1. The data

The training dataset is in the file ‘PNWPredPhylData.csv’. The taxa we will use to build the classifier are Ascaphus montanus and A. truei, Chonaphe armata, Dicamptodon aterrimus and D. tenbrosus, Microtus richardsoni, Prophysaon coeruleum, Plethodon idahoensis and P. vandykei, and Salix melanopsis. (Click on the names to see what they look like, and get some more information on each of the taxa).

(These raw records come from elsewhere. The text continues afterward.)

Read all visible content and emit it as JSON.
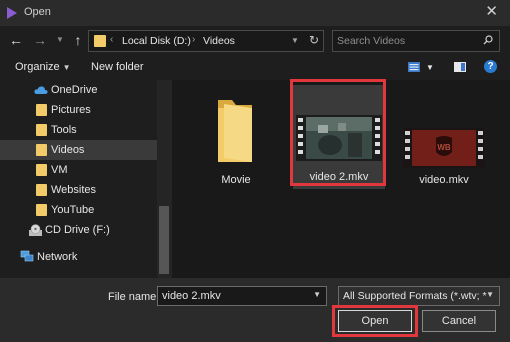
{
  "window": {
    "title": "Open"
  },
  "nav": {
    "path": [
      "Local Disk (D:)",
      "Videos"
    ],
    "search_placeholder": "Search Videos"
  },
  "toolbar": {
    "organize": "Organize",
    "new_folder": "New folder"
  },
  "sidebar": {
    "items": [
      {
        "label": "OneDrive",
        "icon": "cloud-icon"
      },
      {
        "label": "Pictures",
        "icon": "folder-icon"
      },
      {
        "label": "Tools",
        "icon": "folder-icon"
      },
      {
        "label": "Videos",
        "icon": "folder-icon",
        "selected": true
      },
      {
        "label": "VM",
        "icon": "folder-icon"
      },
      {
        "label": "Websites",
        "icon": "folder-icon"
      },
      {
        "label": "YouTube",
        "icon": "folder-icon"
      },
      {
        "label": "CD Drive (F:)",
        "icon": "cd-drive-icon"
      },
      {
        "label": "Network",
        "icon": "network-icon"
      }
    ]
  },
  "files": [
    {
      "name": "Movie",
      "type": "folder"
    },
    {
      "name": "video 2.mkv",
      "type": "video",
      "selected": true
    },
    {
      "name": "video.mkv",
      "type": "video"
    }
  ],
  "footer": {
    "file_name_label": "File name:",
    "file_name_value": "video 2.mkv",
    "filter": "All Supported Formats (*.wtv; *",
    "open_label": "Open",
    "cancel_label": "Cancel"
  },
  "colors": {
    "highlight": "#e0383d",
    "folder": "#f3cc69",
    "help": "#2a7ad3"
  }
}
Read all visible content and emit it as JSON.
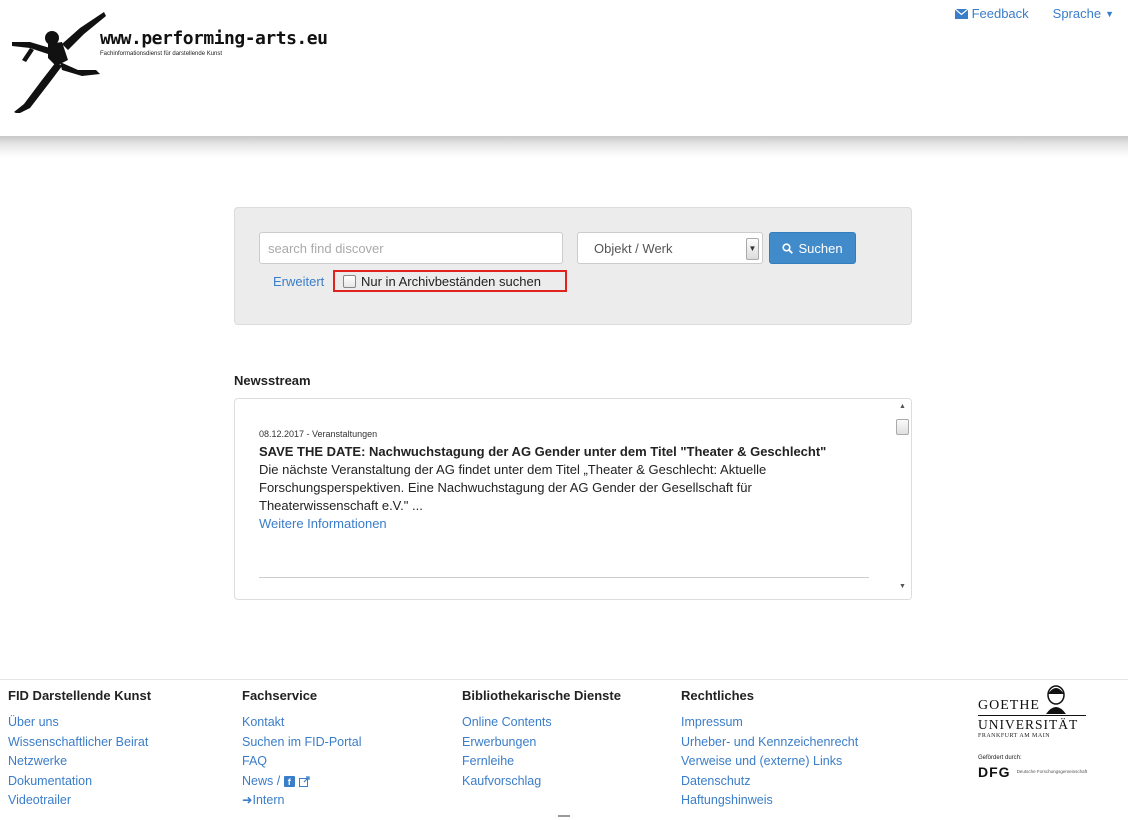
{
  "header": {
    "logo_url": "www.performing-arts.eu",
    "logo_tagline": "Fachinformationsdienst für darstellende Kunst",
    "feedback_label": "Feedback",
    "language_label": "Sprache"
  },
  "search": {
    "placeholder": "search find discover",
    "value": "",
    "select_value": "Objekt / Werk",
    "button_label": "Suchen",
    "advanced_label": "Erweitert",
    "archive_checkbox_label": "Nur in Archivbeständen suchen",
    "archive_checked": false
  },
  "news": {
    "title": "Newsstream",
    "items": [
      {
        "meta": "08.12.2017 - Veranstaltungen",
        "headline": "SAVE THE DATE: Nachwuchstagung der AG Gender unter dem Titel \"Theater & Geschlecht\"",
        "body": "Die nächste Veranstaltung der AG findet unter dem Titel „Theater & Geschlecht: Aktuelle Forschungsperspektiven. Eine Nachwuchstagung der AG Gender der Gesellschaft für Theaterwissenschaft e.V.\" ...",
        "more": "Weitere Informationen"
      }
    ]
  },
  "footer": {
    "columns": [
      {
        "heading": "FID Darstellende Kunst",
        "links": [
          "Über uns",
          "Wissenschaftlicher Beirat",
          "Netzwerke",
          "Dokumentation",
          "Videotrailer"
        ]
      },
      {
        "heading": "Fachservice",
        "links": [
          "Kontakt",
          "Suchen im FID-Portal",
          "FAQ",
          "News /",
          "Intern"
        ]
      },
      {
        "heading": "Bibliothekarische Dienste",
        "links": [
          "Online Contents",
          "Erwerbungen",
          "Fernleihe",
          "Kaufvorschlag"
        ]
      },
      {
        "heading": "Rechtliches",
        "links": [
          "Impressum",
          "Urheber- und Kennzeichenrecht",
          "Verweise und (externe) Links",
          "Datenschutz",
          "Haftungshinweis"
        ]
      }
    ],
    "partner": {
      "goethe_word": "GOETHE",
      "goethe_uni": "UNIVERSITÄT",
      "goethe_city": "FRANKFURT AM MAIN",
      "funded_by": "Gefördert durch:",
      "dfg_logo": "DFG",
      "dfg_text": "Deutsche Forschungsgemeinschaft"
    }
  },
  "colors": {
    "link": "#3a7dc9",
    "button": "#428bca",
    "highlight_border": "#e1231f",
    "panel_bg": "#ececec"
  },
  "icons": {
    "feedback": "envelope-icon",
    "language": "caret-down-icon",
    "search_button": "magnifier-icon",
    "news_social": [
      "facebook-icon",
      "external-link-icon"
    ],
    "intern": "sign-in-icon"
  }
}
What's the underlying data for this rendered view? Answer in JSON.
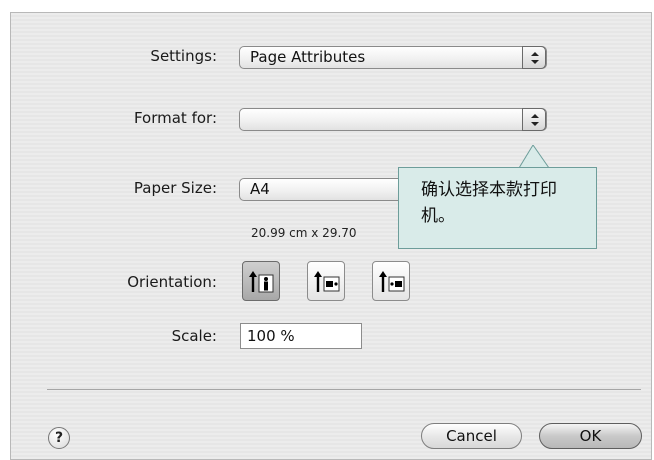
{
  "settings": {
    "label": "Settings:",
    "value": "Page Attributes"
  },
  "format_for": {
    "label": "Format for:",
    "value": ""
  },
  "paper_size": {
    "label": "Paper Size:",
    "value": "A4",
    "detail": "20.99 cm x 29.70"
  },
  "orientation": {
    "label": "Orientation:",
    "options": [
      "portrait-icon",
      "landscape-icon",
      "reverse-landscape-icon"
    ],
    "selected": "portrait-icon"
  },
  "scale": {
    "label": "Scale:",
    "value": "100 %"
  },
  "help": {
    "label": "?"
  },
  "buttons": {
    "cancel": "Cancel",
    "ok": "OK"
  },
  "tooltip": {
    "text": "确认选择本款打印机。"
  }
}
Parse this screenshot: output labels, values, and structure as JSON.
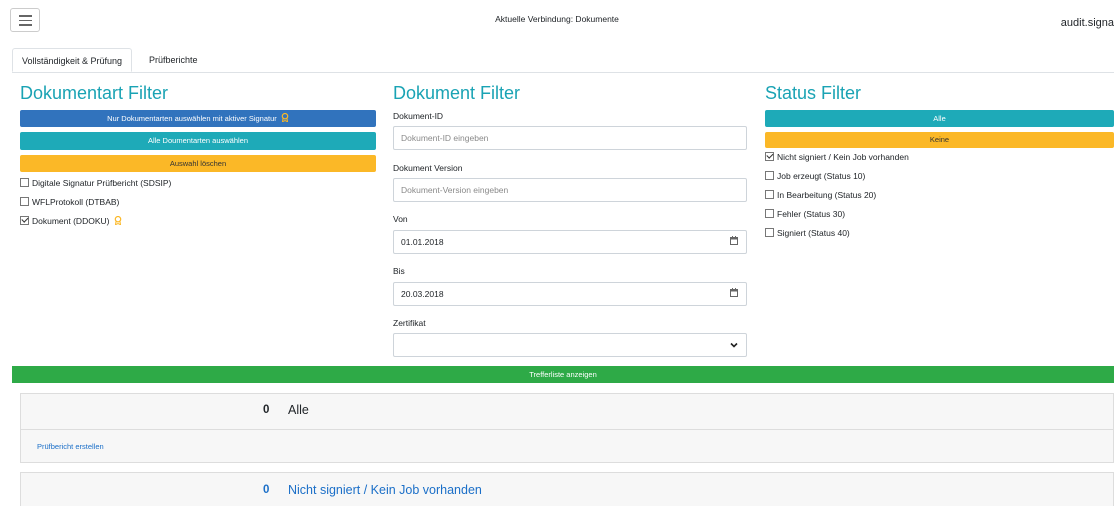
{
  "header": {
    "connection": "Aktuelle Verbindung: Dokumente",
    "user": "audit.signa"
  },
  "tabs": [
    {
      "label": "Vollständigkeit & Prüfung",
      "active": true
    },
    {
      "label": "Prüfberichte",
      "active": false
    }
  ],
  "doc_type_filter": {
    "title": "Dokumentart Filter",
    "btn_signature": "Nur Dokumentarten auswählen mit aktiver Signatur",
    "btn_all": "Alle Doumentarten auswählen",
    "btn_clear": "Auswahl löschen",
    "items": [
      {
        "label": "Digitale Signatur Prüfbericht (SDSIP)",
        "checked": false,
        "seal": false
      },
      {
        "label": "WFLProtokoll (DTBAB)",
        "checked": false,
        "seal": false
      },
      {
        "label": "Dokument (DDOKU)",
        "checked": true,
        "seal": true
      }
    ]
  },
  "doc_filter": {
    "title": "Dokument Filter",
    "id_label": "Dokument-ID",
    "id_placeholder": "Dokument-ID eingeben",
    "version_label": "Dokument Version",
    "version_placeholder": "Dokument-Version eingeben",
    "from_label": "Von",
    "from_value": "01.01.2018",
    "to_label": "Bis",
    "to_value": "20.03.2018",
    "cert_label": "Zertifikat",
    "cert_value": ""
  },
  "status_filter": {
    "title": "Status Filter",
    "btn_all": "Alle",
    "btn_none": "Keine",
    "items": [
      {
        "label": "Nicht signiert / Kein Job vorhanden",
        "checked": true
      },
      {
        "label": "Job erzeugt (Status 10)",
        "checked": false
      },
      {
        "label": "In Bearbeitung (Status 20)",
        "checked": false
      },
      {
        "label": "Fehler (Status 30)",
        "checked": false
      },
      {
        "label": "Signiert (Status 40)",
        "checked": false
      }
    ]
  },
  "results_button": "Trefferliste anzeigen",
  "results": [
    {
      "count": "0",
      "label": "Alle",
      "link": "Prüfbericht erstellen"
    },
    {
      "count": "0",
      "label": "Nicht signiert / Kein Job vorhanden"
    }
  ],
  "colors": {
    "accent": "#1aa3b4",
    "primary": "#3173bd",
    "warning": "#fbb827",
    "success": "#2eaa47",
    "link": "#1b6fc8"
  }
}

The data for taxa to predict is in the file ‘PredictDataFull.csv’. The taxa we will predict on will be Alnus rubra, Haplotrema vancouverense, Prophysaon andersoni, P. dubium, P.vanattae/ P.humile. (Click on the names to see what they look like, and get some more information on each of the taxa).

  • Species: Species name
  • x , y: geographic coordinates
  • bio1_1: Annual Mean Temperature
  • bio4_1: Temperature Seasonality (standard deviation *100)
  • bio5_1: Max Temperature of Warmest Month
  • bio6_1: Min Temperature of Coldest Month
  • bio7_1: Temperature Annual Range (BIO5-BIO6)
  • bio12_1: Annual Precipitation
  • bio15_1: Precipitation Seasonality (Coefficient of Variation)
  • bio17_1: Precipitation of Driest Quarter
  • taxon: this is the taxonomic rank of the species
  • group: whether a species is recognized as Cryptic (C) or Non-Cryptic (NC), based on previous molecular studies.
  • complex: Because the species that are cryptic belong to a species complex (that now is formed by the new cryptic species), this column represents the name of the complex, if present.
  • dispStage: dispersal stage. This indicates at what developmental stage dispersal occurs. Options are ‘adult’, ‘juvenile’, and ‘embryo’.
  • selfOut: Whether the species reproduces mainly by ‘selfing’, ‘outcrossing’, or both (‘out/self’).
  • dispersion: Means of disperal. Options are ‘wind’, ‘winde/water’, and ‘self’.
  • tropicLevel: Indicates the tropic level of the species. Options are ‘primary’, ‘herbivore’, ‘predator’, and ‘detritivore’.
  • maxSize: maximum size of the organism. In cm.

Let’s import the data!

PNWdata <- read.table("PNWPredPhylData.csv", sep=",", header=T)

2. Check data format

For one of the variables in the dataset, max_size, R has recorded the variable as an integer. This will be a problem later, because for some species in the dataset for which we will make predictions, this variable is not an integer. Let’s go ahead and convert this variable to the numeric class.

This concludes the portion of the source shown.